The localization of gliosis foci in the frontal lobes is often due to age-related changes. It is generally accepted that if diseases that can cause the death of neurons and the proliferation of glial cells have not been identified, then such a process should be considered a primary pathology that develops as the body ages and manifests itself as impaired concentration, attention, memory, fine motor disorders, and slowed reactions.

Signs of neuroglial accumulation in the brain

Pathological manifestations of the accumulation of neuroglia inside the brain are only in rare cases provoked by serious diseases. In older people, foci of gliosis gradually increase, which leads to the progression of neurological symptoms:

  • Impaired coordination of movements;
  • Memory loss;
  • Prolonged pain syndrome of the head;
  • Frequent changes in blood pressure;
  • Muscle cramps;
  • Epileptic seizures;
  • Dizziness.

Using MRI and CT, it is possible to calculate the number of neuroglial proliferations per unit volume of cerebral tissue. The value is used to assess the progression of the disease and evaluate the effectiveness of treatment.

Interesting fact

A study by epidemiologists has proven the influence of neuroglia on the aging process. Experts added blood taken from an elderly person to the morphological material of glia. The consequences of the experiment turned out to be impressive - neuroglial layers began to actively multiply, destroying neurons. The results suggest mechanisms for the development of senile dementia.

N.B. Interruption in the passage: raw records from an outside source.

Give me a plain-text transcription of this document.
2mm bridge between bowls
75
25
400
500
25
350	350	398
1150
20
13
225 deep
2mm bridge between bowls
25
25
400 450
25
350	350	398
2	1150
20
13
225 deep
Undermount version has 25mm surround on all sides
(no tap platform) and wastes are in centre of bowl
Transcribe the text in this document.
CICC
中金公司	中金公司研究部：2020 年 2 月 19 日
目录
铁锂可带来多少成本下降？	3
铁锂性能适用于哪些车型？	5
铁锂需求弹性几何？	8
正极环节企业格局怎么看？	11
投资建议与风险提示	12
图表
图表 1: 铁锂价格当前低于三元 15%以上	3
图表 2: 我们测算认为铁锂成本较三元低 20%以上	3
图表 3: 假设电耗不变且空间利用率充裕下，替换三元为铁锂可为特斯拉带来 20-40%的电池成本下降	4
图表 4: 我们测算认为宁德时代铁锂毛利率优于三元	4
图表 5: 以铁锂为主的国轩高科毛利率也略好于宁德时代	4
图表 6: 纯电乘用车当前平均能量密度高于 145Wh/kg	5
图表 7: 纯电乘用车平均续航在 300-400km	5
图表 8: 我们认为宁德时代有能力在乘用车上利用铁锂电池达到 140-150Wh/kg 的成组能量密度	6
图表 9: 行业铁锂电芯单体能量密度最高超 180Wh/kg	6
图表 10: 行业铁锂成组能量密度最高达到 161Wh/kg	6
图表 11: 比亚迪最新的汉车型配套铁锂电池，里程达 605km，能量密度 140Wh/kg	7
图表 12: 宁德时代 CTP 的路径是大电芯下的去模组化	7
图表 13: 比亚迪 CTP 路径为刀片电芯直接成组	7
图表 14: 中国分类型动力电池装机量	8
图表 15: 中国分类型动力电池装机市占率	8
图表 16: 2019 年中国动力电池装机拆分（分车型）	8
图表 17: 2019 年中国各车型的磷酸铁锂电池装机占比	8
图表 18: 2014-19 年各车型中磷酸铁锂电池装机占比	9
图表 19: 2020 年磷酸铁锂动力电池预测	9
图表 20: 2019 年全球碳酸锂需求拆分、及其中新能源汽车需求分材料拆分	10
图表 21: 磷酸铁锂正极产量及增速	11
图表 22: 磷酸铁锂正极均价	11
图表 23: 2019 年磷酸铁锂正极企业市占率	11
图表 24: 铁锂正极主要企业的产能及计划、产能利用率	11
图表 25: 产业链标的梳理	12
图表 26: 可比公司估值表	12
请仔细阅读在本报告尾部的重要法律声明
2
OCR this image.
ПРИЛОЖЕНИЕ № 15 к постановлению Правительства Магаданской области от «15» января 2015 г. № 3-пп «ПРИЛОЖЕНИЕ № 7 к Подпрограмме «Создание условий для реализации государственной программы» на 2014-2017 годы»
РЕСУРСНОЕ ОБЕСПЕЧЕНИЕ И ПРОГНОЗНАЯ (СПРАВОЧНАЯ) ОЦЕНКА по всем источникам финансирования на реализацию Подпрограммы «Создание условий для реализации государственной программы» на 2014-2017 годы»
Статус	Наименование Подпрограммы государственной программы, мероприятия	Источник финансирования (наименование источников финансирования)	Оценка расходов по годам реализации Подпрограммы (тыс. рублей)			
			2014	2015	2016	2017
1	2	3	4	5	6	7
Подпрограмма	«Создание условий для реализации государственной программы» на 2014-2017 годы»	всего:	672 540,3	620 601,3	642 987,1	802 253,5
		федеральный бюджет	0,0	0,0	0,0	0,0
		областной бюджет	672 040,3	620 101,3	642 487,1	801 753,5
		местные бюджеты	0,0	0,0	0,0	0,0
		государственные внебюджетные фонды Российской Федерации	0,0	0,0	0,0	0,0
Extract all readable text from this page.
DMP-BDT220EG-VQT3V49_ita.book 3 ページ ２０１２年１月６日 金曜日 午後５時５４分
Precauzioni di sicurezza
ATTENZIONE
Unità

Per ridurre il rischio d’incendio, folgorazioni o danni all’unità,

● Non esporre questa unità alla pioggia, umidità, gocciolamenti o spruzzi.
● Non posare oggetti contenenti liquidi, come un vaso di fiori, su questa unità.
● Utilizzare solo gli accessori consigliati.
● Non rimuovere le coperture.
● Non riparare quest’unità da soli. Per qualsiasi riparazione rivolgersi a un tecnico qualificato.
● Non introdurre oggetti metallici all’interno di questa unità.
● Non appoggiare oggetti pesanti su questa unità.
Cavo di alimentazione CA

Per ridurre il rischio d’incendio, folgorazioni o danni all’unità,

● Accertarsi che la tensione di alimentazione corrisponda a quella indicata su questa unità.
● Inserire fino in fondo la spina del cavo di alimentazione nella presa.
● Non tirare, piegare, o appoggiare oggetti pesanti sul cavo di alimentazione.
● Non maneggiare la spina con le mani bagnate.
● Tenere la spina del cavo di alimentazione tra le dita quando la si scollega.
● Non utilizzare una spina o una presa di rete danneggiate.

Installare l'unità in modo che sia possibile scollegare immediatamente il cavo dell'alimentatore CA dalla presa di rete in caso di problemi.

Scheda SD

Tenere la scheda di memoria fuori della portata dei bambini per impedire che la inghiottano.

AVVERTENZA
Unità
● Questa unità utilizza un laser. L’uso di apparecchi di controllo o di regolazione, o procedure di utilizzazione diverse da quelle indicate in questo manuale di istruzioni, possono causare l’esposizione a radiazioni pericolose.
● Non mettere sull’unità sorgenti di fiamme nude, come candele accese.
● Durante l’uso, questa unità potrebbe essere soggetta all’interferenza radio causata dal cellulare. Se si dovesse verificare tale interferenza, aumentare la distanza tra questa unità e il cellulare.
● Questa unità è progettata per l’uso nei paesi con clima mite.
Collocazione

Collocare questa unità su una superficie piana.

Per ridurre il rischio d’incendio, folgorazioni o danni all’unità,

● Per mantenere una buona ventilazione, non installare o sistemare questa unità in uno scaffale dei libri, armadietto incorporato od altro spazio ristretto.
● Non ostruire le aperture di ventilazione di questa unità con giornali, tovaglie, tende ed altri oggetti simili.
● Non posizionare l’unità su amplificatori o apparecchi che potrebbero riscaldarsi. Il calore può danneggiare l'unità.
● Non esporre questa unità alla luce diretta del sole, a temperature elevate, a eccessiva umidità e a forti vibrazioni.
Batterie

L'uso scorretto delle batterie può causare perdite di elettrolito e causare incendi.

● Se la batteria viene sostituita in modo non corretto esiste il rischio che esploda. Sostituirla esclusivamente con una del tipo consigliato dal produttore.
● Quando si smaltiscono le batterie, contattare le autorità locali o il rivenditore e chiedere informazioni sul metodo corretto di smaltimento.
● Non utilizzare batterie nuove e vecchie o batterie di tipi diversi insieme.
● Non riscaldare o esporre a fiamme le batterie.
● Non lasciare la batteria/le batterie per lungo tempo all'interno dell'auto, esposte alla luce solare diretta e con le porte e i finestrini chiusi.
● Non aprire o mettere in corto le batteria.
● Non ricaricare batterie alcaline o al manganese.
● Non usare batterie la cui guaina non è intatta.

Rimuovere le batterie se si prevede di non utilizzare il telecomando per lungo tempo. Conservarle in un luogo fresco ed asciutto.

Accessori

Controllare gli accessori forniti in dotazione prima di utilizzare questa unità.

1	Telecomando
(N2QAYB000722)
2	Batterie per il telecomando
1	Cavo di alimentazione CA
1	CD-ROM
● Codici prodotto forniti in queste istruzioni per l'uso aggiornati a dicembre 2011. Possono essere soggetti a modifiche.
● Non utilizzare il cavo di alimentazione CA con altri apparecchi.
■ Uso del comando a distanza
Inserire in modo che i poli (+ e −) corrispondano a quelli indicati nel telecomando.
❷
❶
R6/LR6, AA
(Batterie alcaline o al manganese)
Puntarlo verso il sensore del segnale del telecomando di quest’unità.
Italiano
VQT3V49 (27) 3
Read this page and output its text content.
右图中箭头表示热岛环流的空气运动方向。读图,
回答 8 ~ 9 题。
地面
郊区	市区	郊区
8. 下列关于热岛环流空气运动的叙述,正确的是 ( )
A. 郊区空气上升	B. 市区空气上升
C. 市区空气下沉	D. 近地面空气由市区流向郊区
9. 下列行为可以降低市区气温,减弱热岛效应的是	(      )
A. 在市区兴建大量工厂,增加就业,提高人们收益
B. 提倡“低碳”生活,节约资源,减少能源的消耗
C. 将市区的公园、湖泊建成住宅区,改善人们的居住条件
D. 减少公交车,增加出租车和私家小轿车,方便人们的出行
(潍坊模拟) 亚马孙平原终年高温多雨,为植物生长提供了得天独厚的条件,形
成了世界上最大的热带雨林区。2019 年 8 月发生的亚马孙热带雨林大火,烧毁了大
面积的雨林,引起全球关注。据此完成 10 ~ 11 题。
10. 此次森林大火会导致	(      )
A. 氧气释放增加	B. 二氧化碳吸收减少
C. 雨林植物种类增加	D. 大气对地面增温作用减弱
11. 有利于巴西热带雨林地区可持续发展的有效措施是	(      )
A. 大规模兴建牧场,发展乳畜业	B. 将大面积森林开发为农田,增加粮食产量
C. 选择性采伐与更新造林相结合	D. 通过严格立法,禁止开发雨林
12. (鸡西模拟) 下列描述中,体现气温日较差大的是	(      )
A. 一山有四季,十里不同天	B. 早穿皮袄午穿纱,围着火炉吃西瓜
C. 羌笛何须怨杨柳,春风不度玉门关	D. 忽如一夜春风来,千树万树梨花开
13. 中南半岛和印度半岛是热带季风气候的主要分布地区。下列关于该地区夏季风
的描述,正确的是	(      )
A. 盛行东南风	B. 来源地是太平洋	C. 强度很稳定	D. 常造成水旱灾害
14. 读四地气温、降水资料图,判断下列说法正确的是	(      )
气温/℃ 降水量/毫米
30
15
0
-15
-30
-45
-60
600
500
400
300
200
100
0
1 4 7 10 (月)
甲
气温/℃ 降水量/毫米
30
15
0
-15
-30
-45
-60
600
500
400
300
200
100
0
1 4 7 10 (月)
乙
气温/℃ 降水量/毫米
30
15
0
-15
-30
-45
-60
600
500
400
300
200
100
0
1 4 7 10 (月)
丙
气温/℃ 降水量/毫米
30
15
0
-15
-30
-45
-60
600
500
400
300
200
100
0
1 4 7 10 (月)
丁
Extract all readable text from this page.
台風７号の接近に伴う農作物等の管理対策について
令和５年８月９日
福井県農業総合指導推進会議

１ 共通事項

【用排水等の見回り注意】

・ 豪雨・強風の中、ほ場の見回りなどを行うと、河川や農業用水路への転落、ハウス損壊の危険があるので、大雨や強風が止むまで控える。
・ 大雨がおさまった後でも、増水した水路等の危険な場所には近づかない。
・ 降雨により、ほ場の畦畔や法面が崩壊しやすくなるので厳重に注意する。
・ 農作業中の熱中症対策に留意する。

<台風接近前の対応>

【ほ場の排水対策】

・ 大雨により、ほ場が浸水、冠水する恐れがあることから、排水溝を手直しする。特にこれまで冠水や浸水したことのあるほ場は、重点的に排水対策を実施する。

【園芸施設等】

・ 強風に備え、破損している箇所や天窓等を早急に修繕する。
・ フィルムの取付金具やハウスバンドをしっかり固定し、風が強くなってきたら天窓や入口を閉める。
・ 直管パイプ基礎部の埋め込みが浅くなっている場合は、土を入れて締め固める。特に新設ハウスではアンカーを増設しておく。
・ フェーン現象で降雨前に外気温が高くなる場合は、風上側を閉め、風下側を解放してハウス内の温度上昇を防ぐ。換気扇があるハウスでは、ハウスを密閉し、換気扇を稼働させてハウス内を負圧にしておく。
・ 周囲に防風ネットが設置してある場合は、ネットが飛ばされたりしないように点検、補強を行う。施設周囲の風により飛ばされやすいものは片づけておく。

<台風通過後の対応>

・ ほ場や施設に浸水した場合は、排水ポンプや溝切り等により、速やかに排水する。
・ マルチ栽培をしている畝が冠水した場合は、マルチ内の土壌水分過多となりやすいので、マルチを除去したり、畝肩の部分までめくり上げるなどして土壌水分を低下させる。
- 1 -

A similar process does not occur in children. The proliferation of neuroglia in the white matter is observed only after the death of neurons. The mechanism is local in nature. The lesions cover the formed defects.

Tests and diagnostics

Diagnostics is based on imaging methods (MRI/CT) of the brain. These methods allow you to determine:

  • location and size of pathological foci;
  • the presence of marginal (perifocal) infiltration;
  • structure (homogeneity) of the white matter of the brain;
  • perivascular spaces of various areas;
  • areas of the basal ganglia;
  • the presence of other pathological formations;
  • condition of the ventricles of the brain/pituitary gland, functionality/condition of the blood vessels of the brain.

The image below shows multiple foci of gliosis.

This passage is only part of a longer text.